NZDMO adds $1 bln to bond programme in 2015/16 year
By Paul McBeth
May 21 (BusinessDesk) - The New Zealand Debt Management Office will increase borrowing by an extra $1 billion in the 2016 financial year, a period where the Treasury anticipates a bigger cash deficit as capital spending is expected to exceed cash flows.
The DMO will issue $37 billion of bonds between the 2014/15 and 2018/19 financial years for a net issuance of $4.3 billion, it said in a statement. That includes an extra $1 billion in the 2015/16 year, when the office will raise $8 billion and repay $1.2 billion of maturing debt, for a net issuance of $6.8 billion.
That will help cover a spike in the government's forecast residual cash deficit of $4.2 billion in the 2016 year, up from a shortfall of $2.7 billion in 2015, and higher than the December forecast of $3.5 billion. The Treasury pushed out the expected return to cash surplus into the 2019 year, when it sees a positive balance of $1.7 billion.
The government's capital spending programme of $23.4 billion over the next four years on physical assets such as school buildings, advances such as student loans and to provide funds for capital expenditure is expected to exceed operating cash flows, peaking in the 2016 year at $6.2 billion.
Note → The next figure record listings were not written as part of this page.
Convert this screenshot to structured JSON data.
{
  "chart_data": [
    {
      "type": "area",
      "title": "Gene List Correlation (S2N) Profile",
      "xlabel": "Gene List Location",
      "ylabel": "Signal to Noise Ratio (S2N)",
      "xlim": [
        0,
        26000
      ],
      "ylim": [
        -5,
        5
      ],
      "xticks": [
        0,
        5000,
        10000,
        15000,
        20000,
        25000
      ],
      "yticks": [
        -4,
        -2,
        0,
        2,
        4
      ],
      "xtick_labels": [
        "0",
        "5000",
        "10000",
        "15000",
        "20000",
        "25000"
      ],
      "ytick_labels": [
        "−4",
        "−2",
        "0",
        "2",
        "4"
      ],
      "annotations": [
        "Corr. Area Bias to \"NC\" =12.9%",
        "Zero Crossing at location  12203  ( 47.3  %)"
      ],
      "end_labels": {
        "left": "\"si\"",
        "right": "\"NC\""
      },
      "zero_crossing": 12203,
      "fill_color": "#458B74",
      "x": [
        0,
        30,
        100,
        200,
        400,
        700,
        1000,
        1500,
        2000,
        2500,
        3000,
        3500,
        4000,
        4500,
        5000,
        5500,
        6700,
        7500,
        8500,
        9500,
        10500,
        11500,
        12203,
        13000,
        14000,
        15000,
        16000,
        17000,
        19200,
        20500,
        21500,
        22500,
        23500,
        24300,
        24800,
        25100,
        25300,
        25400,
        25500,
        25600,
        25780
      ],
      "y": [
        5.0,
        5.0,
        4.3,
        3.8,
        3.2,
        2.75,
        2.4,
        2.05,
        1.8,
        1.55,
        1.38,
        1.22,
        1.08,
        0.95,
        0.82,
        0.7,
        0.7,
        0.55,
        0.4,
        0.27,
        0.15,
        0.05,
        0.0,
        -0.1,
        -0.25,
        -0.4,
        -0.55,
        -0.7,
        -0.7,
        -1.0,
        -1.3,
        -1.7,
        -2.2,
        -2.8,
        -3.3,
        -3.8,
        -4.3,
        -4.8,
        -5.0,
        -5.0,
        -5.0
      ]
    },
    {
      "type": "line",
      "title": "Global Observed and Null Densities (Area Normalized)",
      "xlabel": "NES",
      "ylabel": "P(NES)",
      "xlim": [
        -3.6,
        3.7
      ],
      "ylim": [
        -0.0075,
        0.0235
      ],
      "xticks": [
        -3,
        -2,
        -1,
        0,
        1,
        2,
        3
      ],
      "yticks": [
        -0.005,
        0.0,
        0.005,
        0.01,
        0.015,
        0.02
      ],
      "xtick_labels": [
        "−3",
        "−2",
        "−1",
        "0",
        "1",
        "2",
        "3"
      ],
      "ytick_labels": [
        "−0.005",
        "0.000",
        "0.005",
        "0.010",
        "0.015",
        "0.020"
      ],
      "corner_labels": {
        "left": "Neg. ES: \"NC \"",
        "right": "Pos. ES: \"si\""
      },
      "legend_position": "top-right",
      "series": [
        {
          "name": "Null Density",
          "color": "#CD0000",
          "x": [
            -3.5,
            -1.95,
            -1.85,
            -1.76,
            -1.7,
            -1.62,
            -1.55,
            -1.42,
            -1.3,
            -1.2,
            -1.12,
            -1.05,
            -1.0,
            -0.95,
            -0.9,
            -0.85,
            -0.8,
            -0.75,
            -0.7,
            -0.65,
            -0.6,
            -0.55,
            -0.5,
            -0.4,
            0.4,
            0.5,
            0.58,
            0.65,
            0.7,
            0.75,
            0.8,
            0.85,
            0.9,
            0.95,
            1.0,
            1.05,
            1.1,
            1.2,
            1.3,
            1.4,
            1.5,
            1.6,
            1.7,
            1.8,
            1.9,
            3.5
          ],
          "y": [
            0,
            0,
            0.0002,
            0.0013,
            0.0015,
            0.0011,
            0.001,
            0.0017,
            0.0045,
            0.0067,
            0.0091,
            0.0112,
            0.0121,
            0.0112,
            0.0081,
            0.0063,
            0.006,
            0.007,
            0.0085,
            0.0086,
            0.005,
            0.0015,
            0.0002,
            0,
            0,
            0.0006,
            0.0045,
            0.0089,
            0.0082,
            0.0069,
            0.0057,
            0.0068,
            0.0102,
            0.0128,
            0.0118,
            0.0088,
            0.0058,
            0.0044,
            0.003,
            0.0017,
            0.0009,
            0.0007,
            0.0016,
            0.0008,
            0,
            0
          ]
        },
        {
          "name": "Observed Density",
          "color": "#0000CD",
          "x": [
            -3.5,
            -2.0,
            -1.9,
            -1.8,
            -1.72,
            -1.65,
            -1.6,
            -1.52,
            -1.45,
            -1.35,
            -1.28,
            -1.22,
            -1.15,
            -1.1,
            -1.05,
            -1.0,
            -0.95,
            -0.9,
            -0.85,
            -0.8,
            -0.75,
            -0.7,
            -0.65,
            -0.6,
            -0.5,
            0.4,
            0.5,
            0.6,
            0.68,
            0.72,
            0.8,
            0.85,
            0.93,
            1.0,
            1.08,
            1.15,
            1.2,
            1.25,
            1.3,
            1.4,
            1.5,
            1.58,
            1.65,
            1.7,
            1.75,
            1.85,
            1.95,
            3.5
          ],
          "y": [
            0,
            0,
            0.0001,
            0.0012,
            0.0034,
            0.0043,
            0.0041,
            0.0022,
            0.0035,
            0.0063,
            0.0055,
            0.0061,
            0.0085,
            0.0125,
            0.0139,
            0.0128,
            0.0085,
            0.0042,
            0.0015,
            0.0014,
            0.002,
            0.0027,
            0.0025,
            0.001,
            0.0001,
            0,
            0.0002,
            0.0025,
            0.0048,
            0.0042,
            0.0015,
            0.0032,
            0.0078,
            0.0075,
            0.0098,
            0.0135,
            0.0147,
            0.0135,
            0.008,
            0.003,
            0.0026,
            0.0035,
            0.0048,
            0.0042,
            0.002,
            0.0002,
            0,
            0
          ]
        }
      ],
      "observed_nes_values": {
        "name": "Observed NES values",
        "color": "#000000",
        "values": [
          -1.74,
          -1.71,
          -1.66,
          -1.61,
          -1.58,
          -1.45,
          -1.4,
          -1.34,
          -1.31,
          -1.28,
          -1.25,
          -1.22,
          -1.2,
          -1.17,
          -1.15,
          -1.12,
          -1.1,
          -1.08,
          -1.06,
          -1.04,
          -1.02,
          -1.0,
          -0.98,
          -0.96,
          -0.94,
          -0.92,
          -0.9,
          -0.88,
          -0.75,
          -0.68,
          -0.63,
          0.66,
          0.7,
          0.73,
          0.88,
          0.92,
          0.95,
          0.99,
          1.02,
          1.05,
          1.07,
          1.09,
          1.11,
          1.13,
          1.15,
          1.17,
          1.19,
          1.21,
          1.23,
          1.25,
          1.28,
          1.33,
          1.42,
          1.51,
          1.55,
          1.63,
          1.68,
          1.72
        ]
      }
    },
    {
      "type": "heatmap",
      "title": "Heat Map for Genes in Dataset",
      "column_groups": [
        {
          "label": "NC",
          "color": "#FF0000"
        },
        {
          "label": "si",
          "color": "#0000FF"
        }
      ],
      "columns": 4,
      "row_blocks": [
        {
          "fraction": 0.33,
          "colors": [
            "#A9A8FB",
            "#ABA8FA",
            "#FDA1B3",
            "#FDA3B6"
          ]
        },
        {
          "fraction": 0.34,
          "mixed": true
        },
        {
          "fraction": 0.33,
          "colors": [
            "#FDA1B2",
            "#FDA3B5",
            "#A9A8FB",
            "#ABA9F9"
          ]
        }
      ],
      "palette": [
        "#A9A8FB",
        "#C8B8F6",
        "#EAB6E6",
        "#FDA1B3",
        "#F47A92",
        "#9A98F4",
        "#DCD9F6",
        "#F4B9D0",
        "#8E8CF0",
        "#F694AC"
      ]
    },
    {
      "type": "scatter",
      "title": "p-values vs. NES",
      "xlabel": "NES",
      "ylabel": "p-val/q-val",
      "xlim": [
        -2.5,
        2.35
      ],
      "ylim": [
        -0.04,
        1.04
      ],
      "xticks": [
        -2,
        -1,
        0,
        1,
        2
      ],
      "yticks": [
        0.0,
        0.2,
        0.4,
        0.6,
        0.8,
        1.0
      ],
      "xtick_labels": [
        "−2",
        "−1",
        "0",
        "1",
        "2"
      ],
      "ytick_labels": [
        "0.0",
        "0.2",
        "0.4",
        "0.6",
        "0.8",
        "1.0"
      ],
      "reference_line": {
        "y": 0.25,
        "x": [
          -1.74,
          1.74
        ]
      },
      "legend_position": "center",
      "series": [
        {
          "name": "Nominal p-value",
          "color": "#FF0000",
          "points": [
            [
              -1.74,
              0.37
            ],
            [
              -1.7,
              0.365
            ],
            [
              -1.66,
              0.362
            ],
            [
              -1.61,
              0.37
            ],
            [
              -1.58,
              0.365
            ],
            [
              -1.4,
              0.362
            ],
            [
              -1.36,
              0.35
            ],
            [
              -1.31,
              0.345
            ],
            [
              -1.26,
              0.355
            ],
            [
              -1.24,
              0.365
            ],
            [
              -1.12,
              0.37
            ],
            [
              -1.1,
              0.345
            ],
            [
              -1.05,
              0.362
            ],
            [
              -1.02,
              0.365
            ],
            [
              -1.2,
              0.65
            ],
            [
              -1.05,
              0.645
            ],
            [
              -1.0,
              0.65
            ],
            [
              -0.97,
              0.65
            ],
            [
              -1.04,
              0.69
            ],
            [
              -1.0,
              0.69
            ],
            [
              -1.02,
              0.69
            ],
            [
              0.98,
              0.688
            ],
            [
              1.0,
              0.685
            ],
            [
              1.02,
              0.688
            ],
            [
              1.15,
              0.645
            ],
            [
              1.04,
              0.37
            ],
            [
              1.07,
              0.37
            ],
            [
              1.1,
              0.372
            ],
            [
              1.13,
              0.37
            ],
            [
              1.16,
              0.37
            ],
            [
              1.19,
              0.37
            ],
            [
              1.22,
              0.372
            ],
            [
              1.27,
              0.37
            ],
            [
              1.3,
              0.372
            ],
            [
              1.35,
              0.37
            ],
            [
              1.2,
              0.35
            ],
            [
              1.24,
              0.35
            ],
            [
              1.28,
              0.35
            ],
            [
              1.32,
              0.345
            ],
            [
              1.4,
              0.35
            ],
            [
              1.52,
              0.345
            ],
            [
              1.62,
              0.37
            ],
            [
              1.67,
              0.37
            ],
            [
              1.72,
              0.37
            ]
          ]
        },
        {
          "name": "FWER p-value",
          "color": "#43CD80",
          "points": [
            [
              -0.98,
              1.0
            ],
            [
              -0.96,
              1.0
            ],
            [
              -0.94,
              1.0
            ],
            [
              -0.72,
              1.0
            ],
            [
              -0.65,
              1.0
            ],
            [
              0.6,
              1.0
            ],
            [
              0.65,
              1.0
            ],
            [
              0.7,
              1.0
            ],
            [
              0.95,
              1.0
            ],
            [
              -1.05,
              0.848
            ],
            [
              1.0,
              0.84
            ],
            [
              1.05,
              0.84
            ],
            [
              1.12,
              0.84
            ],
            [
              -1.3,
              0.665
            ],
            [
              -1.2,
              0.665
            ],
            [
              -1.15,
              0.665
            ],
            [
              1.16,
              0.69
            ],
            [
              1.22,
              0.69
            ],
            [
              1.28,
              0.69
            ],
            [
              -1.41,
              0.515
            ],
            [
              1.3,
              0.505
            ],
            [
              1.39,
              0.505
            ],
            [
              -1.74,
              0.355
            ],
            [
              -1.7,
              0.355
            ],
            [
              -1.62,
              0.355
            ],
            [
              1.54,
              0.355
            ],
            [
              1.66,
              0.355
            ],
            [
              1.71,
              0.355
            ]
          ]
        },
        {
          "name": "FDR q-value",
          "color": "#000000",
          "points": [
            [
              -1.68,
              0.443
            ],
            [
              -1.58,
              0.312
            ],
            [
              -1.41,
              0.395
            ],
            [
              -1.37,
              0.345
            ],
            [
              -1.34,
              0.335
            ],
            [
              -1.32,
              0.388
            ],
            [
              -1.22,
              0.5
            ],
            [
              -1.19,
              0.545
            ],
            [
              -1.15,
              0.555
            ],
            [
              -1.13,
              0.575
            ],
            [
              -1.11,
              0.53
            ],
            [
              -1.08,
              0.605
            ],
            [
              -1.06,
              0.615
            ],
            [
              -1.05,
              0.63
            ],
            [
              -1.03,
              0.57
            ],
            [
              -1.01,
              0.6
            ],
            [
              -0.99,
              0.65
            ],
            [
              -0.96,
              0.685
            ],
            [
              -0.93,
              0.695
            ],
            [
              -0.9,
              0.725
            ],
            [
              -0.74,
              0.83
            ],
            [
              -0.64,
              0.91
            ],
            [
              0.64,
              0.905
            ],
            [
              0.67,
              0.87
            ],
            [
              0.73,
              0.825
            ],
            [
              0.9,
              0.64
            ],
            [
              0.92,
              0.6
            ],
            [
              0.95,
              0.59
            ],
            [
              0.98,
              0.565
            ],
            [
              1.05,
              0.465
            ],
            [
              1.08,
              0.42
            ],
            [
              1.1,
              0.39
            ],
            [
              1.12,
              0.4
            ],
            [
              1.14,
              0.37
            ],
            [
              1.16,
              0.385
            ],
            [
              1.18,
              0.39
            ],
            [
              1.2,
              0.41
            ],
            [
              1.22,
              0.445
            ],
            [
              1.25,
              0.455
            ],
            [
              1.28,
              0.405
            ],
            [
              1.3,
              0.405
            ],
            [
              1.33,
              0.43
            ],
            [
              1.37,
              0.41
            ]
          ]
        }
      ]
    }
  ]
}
The cash shortfall of $6.9 billion over the period will be funded through additional borrowing and in reductions of financial assets, the Treasury said.
The DMO's programme includes a new April 14, 2033 nominal bond expected to be launched through a syndicate in the first half of the 2016 year, while an inflation-indexed bond of up to $2 billion will also be issued that year.
Treasury bills are expected to average $4 billion over the forecast period.
The Treasury sees lower net crown debt at $61.7 billion, or 25.7 percent of gross domestic product, in 2015, before peaking in nominal terms at $67.2 billion, or 24.4 percent of GDP, in 2018.